FanPost

The Pac-12 is Dead and Arizona Needs to Jump Ship Before it's too Late




The recent news that Colorado is all but assured to be leaving the Pac-12 for the Big-12 (as soon as 2024) is just the latest domino to fall in the conference realignment wars. And while Colorado leaving the Pac-12 isn't a death knell in and of itself, it shows that Colorado's board has read the writing on the wall sooner than Arizona's.

If we're being realistic, the league was dead as soon as UCLA and USC announced they were leaving for the Big-10. Sorry, but San Diego State isn't going to replace that gaping hole. Pac-12 commissioner George Kliakoff's promises of being close to settling on a new media rights deal looks more like goal post moving than it looks like anything to get excited about. How does anyone think those negotiations are going to go with Colorado (the 4th largest media market left in the conference) already out the door? How do we all think those negotiations are going to go knowing that Washington (3rd largest media market left in the conference) and Oregon (most money in the conference) are also playing footsie with the Big-10.

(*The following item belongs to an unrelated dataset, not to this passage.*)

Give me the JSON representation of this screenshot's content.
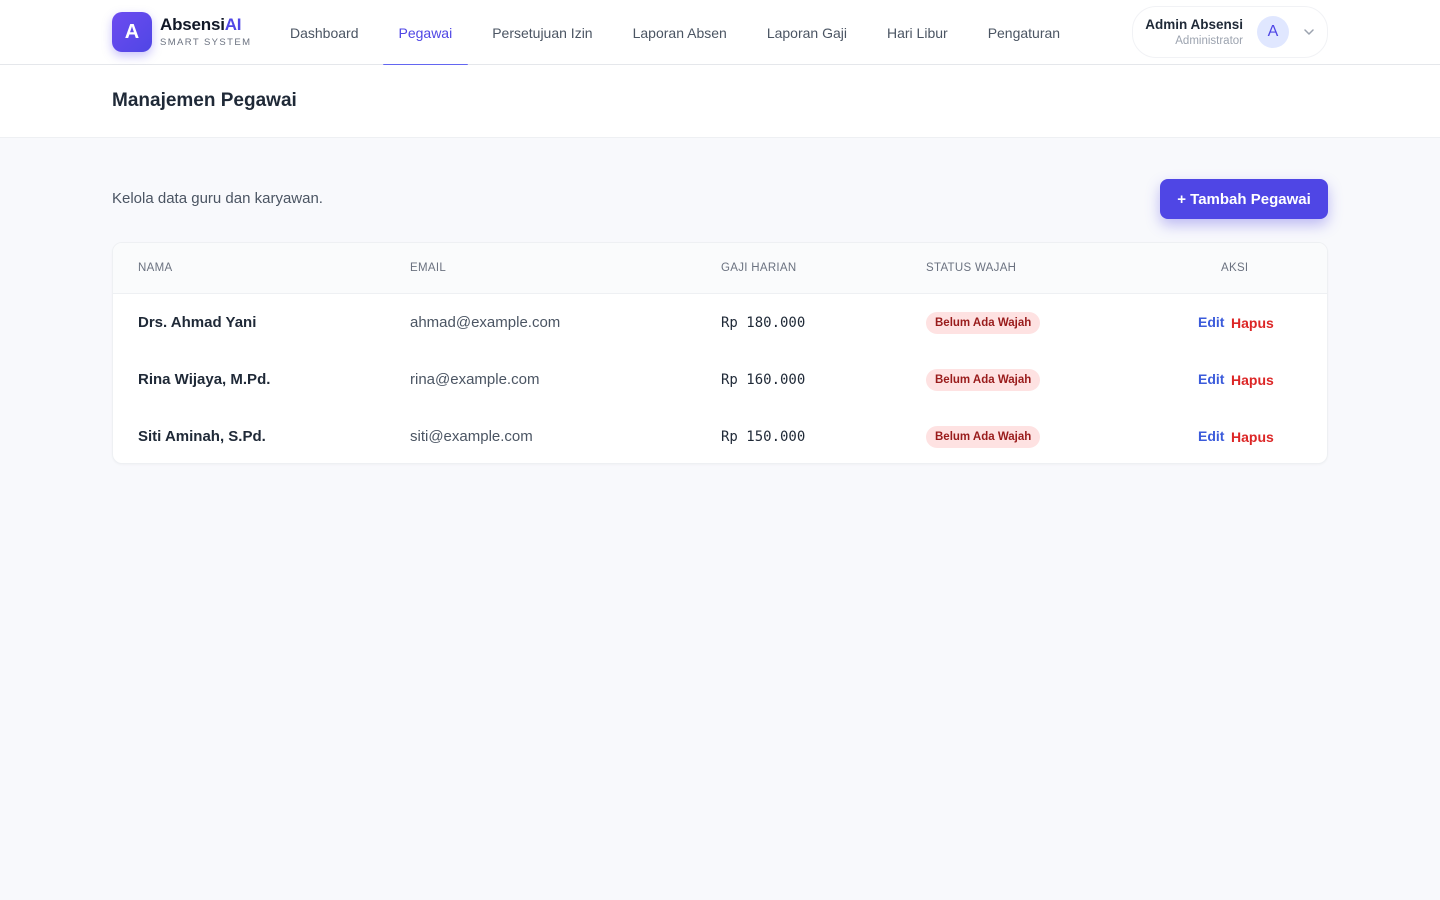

The Conference of Champions is dead, and Arizona needs to forget about loyalty and thing about themselves. The one good piece of news to come from the Colorado stories is that the Big-12 is supposedly setting their eyes on Arizona next. Arizona needs to pick up the phone when they call.

As sad as it is to witness the death of one of the most storied conferences in NCAA history, the reality is that the conference has been on a steady downward trajectory for two decades. The last national champion in men's basketball to come from the conference was Arizona (22 years ago). The last football national champion was USC in 2003 (20 years ago). Men's baseball had done much better with three different national champions in the last decade. But overall, the conference of champions has been the conference of irrelevance.